The Myth of Niche Protection

Posted by Jared Sorensen on September 21st, 2009 at 2:39 pm

Watching Leverage and thinking about the characters and how they fit into their defined roles in the story. The show is basically the A-Team with less cartoony violence and more female characters. Con artists who play Robin Hood, more or less.

There’s the Mastermind (Nate), the Face (Sophie), the Fighter (Elliot), the Wizard (Hardison) and the Thief (Parker). But the interesting thing is, they’re all competent at each others’ roles. There’s no niche protection for the most part. Parker will don an FBI uniform and talk her way past a situation while Hardison can abseil with the best of them.

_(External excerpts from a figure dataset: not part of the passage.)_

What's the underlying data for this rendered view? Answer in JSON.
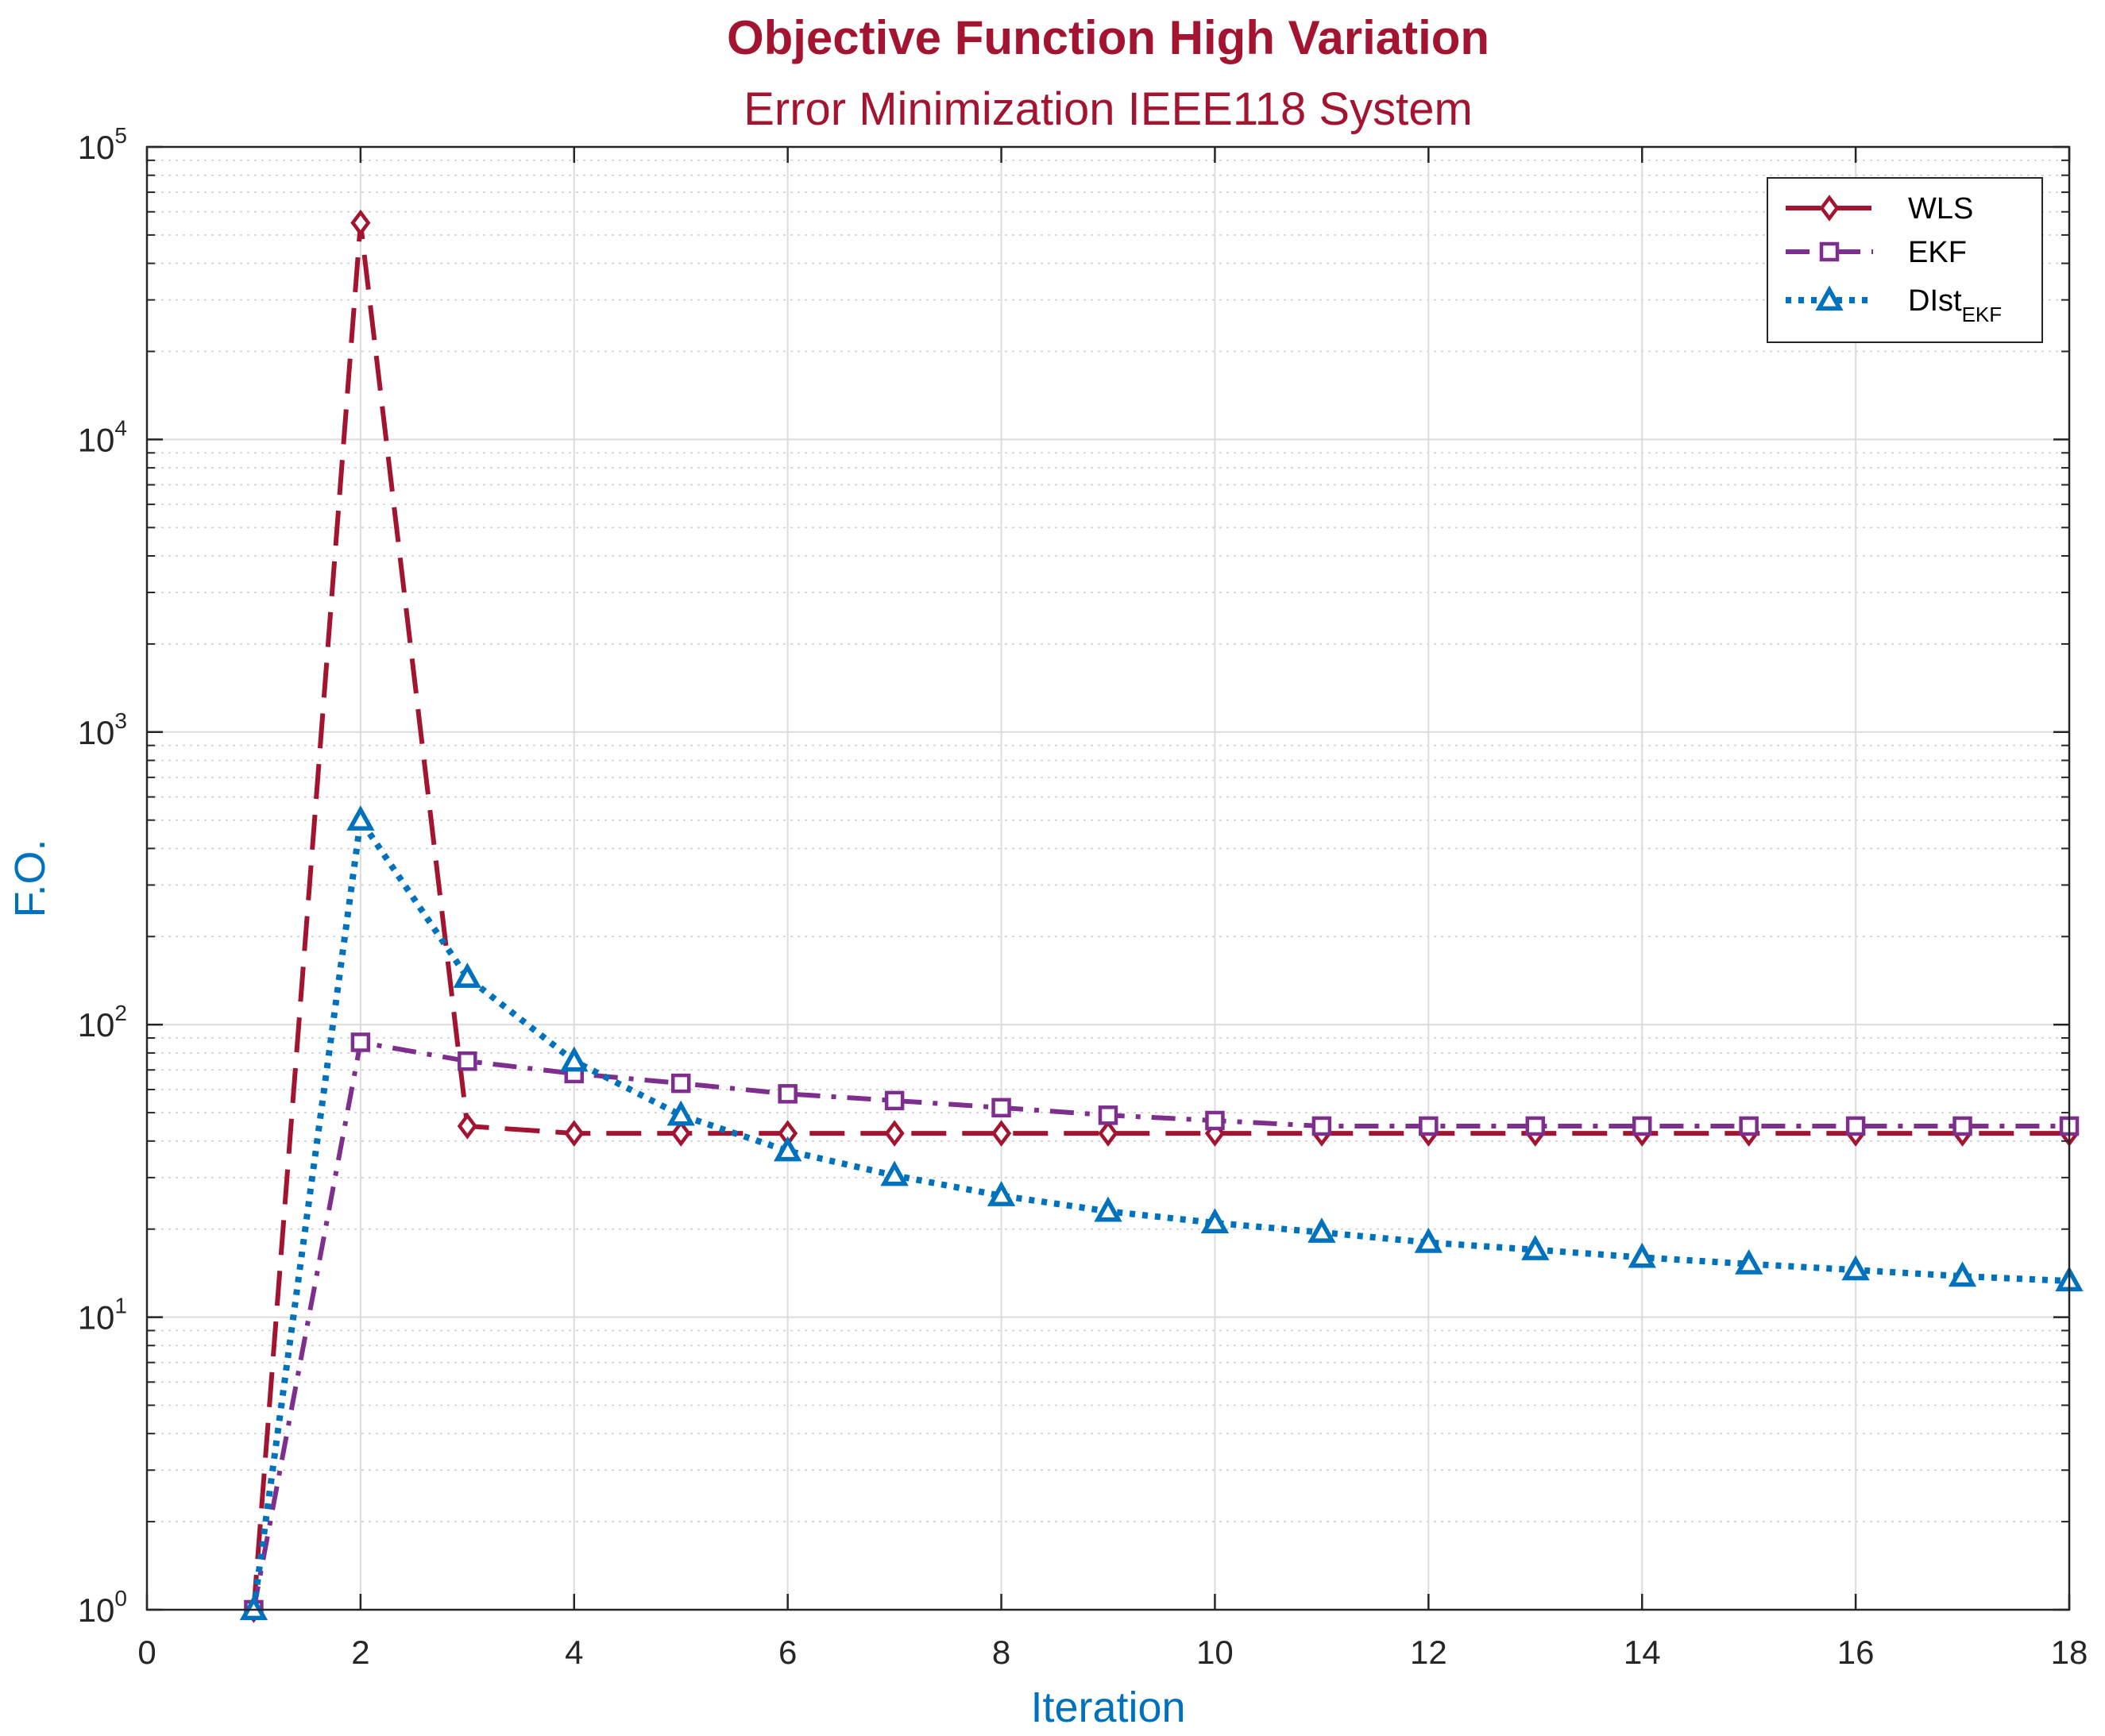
{
  "chart_data": {
    "type": "line",
    "title": "Objective Function High Variation",
    "subtitle": "Error Minimization IEEE118 System",
    "xlabel": "Iteration",
    "ylabel": "F.O.",
    "xlim": [
      0,
      18
    ],
    "ylim": [
      1,
      100000
    ],
    "yscale": "log",
    "grid": true,
    "minor_grid": true,
    "legend_position": "top-right",
    "x_ticks": [
      "0",
      "2",
      "4",
      "6",
      "8",
      "10",
      "12",
      "14",
      "16",
      "18"
    ],
    "x_tick_values": [
      0,
      2,
      4,
      6,
      8,
      10,
      12,
      14,
      16,
      18
    ],
    "y_ticks": [
      {
        "base": "10",
        "exp": "0",
        "value": 1
      },
      {
        "base": "10",
        "exp": "1",
        "value": 10
      },
      {
        "base": "10",
        "exp": "2",
        "value": 100
      },
      {
        "base": "10",
        "exp": "3",
        "value": 1000
      },
      {
        "base": "10",
        "exp": "4",
        "value": 10000
      },
      {
        "base": "10",
        "exp": "5",
        "value": 100000
      }
    ],
    "x": [
      1,
      2,
      3,
      4,
      5,
      6,
      7,
      8,
      9,
      10,
      11,
      12,
      13,
      14,
      15,
      16,
      17,
      18
    ],
    "series": [
      {
        "name": "WLS",
        "color": "#a2142f",
        "marker": "diamond",
        "line": "dashed",
        "values": [
          1,
          55000,
          45,
          42.5,
          42.5,
          42.5,
          42.5,
          42.5,
          42.5,
          42.5,
          42.5,
          42.5,
          42.5,
          42.5,
          42.5,
          42.5,
          42.5,
          42.5
        ]
      },
      {
        "name": "EKF",
        "color": "#7e2f8e",
        "marker": "square",
        "line": "dashdot",
        "values": [
          1,
          87,
          75,
          68,
          63,
          58,
          55,
          52,
          49,
          47,
          45,
          45,
          45,
          45,
          45,
          45,
          45,
          45
        ]
      },
      {
        "name": "DIst",
        "name_sub": "EKF",
        "color": "#0072bd",
        "marker": "triangle",
        "line": "dotted",
        "values": [
          1,
          500,
          145,
          75,
          49,
          37,
          30.5,
          26,
          23,
          21,
          19.5,
          18,
          17,
          16,
          15.2,
          14.5,
          13.8,
          13.3
        ]
      }
    ]
  },
  "colors": {
    "title": "#a2142f",
    "axis_label": "#0072bd",
    "axes": "#262626",
    "grid": "#dfdfdf"
  }
}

In this show, the niche doesn’t define what the character does or can do (like in most RPGs), the niche defines what they normally do NOT do. When Parker has to masquerade as an FBI agent, she does so quite well but is sure to add her own wrinkle to the performance (weird, inappropriate comments and awkward body language). She pulls it off but does it in her own style. And it’s funny and/or cool because the audience isn’t used to seeing her in this light. We expect Sophie to pull this off. It’s not surprising when Elliot disarms some gun-wielding goon.

Niche protection = audience expectation.

This is one of the ways InSpectres brings in humor through the mechanics. The character with a 4 in Contact is assumed to be the spokesperson, but if the player with a socially awkward character comes up with the idea to talk to the client, that player has to make the roll. Success or failure, the result is interesting because it’s outside the character’s niche.

EDIT: “The Stork Job” is Parker’s episode… she has screen time “4″ in Prime Time Adventures parlance.